Most of the time we’re wrestling with time. Life as making peace. There’s a paradox here. Missing someone entails distance literally or figuratively. Being away either in location or from a certain time. But the object here is just right here. Whether the realization that this love is fleeting or a chance at permanence, no one really knows and maybe that’s alright.

Kokomo, IN by Japanese Breakfast

Photo | Listen to Japanese Breakfast cover Bon Iver’s ‘Skinny Love’ from NME Magazine

If ever you come back

Wherever you find your way to

And though it may not last

Just know that I’ll be here longing

Fresh from guitar lessons learning minor fourth chords and major sevenths, Michele Zauner of Japanese Breakfast, crafted this very earnest song about teenage love. The lover staying still in a small town while the beloved goes around the world.  Showing to the world the parts I fell so hard for.

“It would be selfish to keep them from myself in this small town and you have to go and show off to the world you know those parts of yourself. And you have so much to learn and so much to do and so I just love that sentiment I wanted to write this very sweet song,” she says in an interview.

Michele recognizes this maturity afforded by distance. In the ending fragment of his book A Lover’s Discourse, Roland Barthes proclaimed that, “Realizing that the difficulties of the amorous relationship originate in his ceaseless desire to appropriate the loved being in one way or another, the subject decides to abandon henceforth all “will-to-possess” in his regard.” He argues that the ultimate form of love relies on relinquishing the desire to possess the beloved. As put it simply and beautifully here, Just know that I’ll be here longing.

See Also

You’re Still a Mystery by Bleachers

Photo | Stop Making This Hurt (Official Music Video)

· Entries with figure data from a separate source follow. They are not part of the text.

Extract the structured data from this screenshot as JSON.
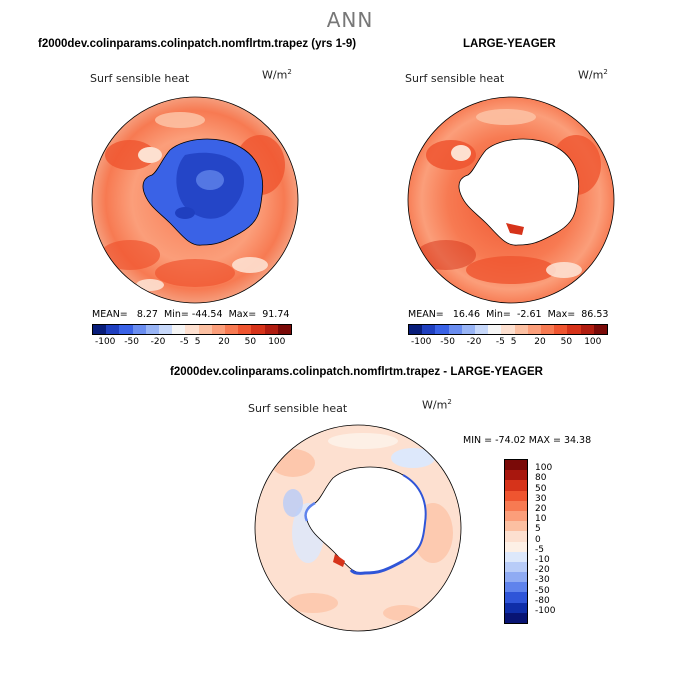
{
  "title": "ANN",
  "chart_data": [
    {
      "type": "contour-map",
      "projection": "south-polar-stereographic",
      "title": "f2000dev.colinparams.colinpatch.nomflrtm.trapez (yrs 1-9)",
      "variable": "Surf sensible heat",
      "units": "W/m",
      "units_exp": "2",
      "mean_label": "MEAN=",
      "mean": "8.27",
      "min_label": "Min=",
      "min": "-44.54",
      "max_label": "Max=",
      "max": "91.74",
      "antarctica": "negative (blue)",
      "ocean": "positive (orange/red)"
    },
    {
      "type": "contour-map",
      "projection": "south-polar-stereographic",
      "title": "LARGE-YEAGER",
      "variable": "Surf sensible heat",
      "units": "W/m",
      "units_exp": "2",
      "mean_label": "MEAN=",
      "mean": "16.46",
      "min_label": "Min=",
      "min": "-2.61",
      "max_label": "Max=",
      "max": "86.53",
      "antarctica": "missing (white)",
      "ocean": "positive (orange/red)"
    },
    {
      "type": "contour-map",
      "projection": "south-polar-stereographic",
      "title": "f2000dev.colinparams.colinpatch.nomflrtm.trapez - LARGE-YEAGER",
      "variable": "Surf sensible heat",
      "units": "W/m",
      "units_exp": "2",
      "minmax_text": "MIN = -74.02  MAX =  34.38",
      "min": -74.02,
      "max": 34.38
    }
  ],
  "colorbar_top": {
    "labels": [
      "-100",
      "-50",
      "-20",
      "-5",
      "5",
      "20",
      "50",
      "100"
    ],
    "colors": [
      "#081d7a",
      "#1f3fbf",
      "#3a62e6",
      "#6a8df0",
      "#98b4f5",
      "#c7d8fa",
      "#f5f5f5",
      "#fde0d0",
      "#fcc0a2",
      "#fb9e7a",
      "#f77a52",
      "#ef5530",
      "#d6331a",
      "#b01c10",
      "#7a0a08"
    ]
  },
  "colorbar_diff": {
    "labels": [
      "100",
      "80",
      "50",
      "30",
      "20",
      "10",
      "5",
      "0",
      "-5",
      "-10",
      "-20",
      "-30",
      "-50",
      "-80",
      "-100"
    ],
    "colors": [
      "#7a0a08",
      "#a8170e",
      "#d6331a",
      "#ef5530",
      "#f77a52",
      "#fb9e7a",
      "#fcc0a2",
      "#fde0d0",
      "#fdf0e6",
      "#dde8fb",
      "#b8ccf8",
      "#8fabf3",
      "#5f83ec",
      "#2f55d8",
      "#0f2ea8",
      "#081473"
    ]
  }
}
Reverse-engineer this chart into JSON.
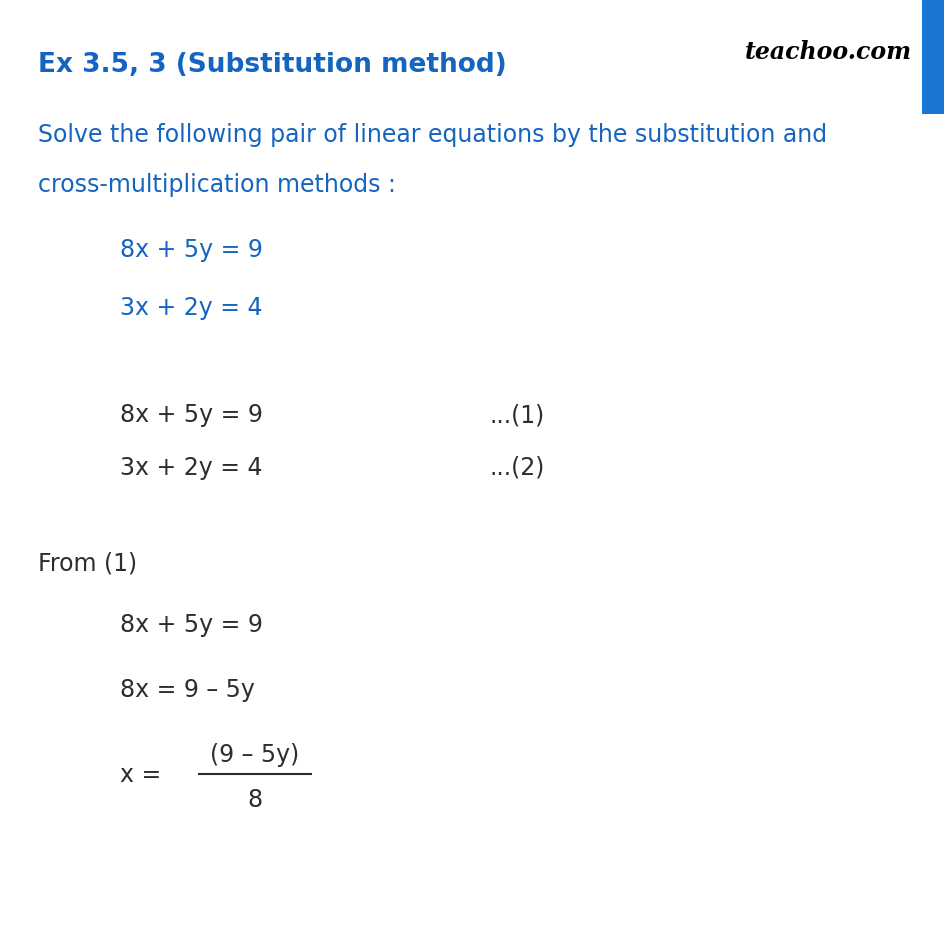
{
  "bg_color": "#ffffff",
  "title": "Ex 3.5, 3 (Substitution method)",
  "title_color": "#1565C0",
  "title_fontsize": 19,
  "teachoo_text": "teachoo.com",
  "blue_bar_color": "#1976D2",
  "intro_line1": "Solve the following pair of linear equations by the substitution and",
  "intro_line2": "cross-multiplication methods :",
  "intro_color": "#1565C0",
  "intro_fontsize": 17,
  "eq1_blue": "8x + 5y = 9",
  "eq2_blue": "3x + 2y = 4",
  "eq1_numbered": "8x + 5y = 9",
  "eq2_numbered": "3x + 2y = 4",
  "num1": "...(1)",
  "num2": "...(2)",
  "from1_text": "From (1)",
  "step1": "8x + 5y = 9",
  "step2": "8x = 9 – 5y",
  "step3_lhs": "x =",
  "step3_num": "(9 – 5y)",
  "step3_den": "8",
  "body_color": "#2d2d2d",
  "body_fontsize": 17,
  "eq_color": "#1565C0"
}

Maybe I don’t need to understand

Why your love is such a mystery

In the same book, this is what Anne Carson said about desire: No matter what technologies we devise, the knowledge of Eros available to us is no clear or certain thing. Love, desire, eros, nature is illegibility. It’s its own loss, in a sense, but there’s a certain pleasure in this surrender. The openness to the illegible, something that can’t be pinned down because what we glean no longer hinges on how things might hold up to the future but instead on the actual unfolding of desire itself.

I Don’t Want to Miss a Thing by Aerosmith

Photo | The Essential Aerosmith

Cause even when I dream of you

The sweetest dream would never do

I’d still miss you babe

How rare do we get that chance where reality becomes better than dreams?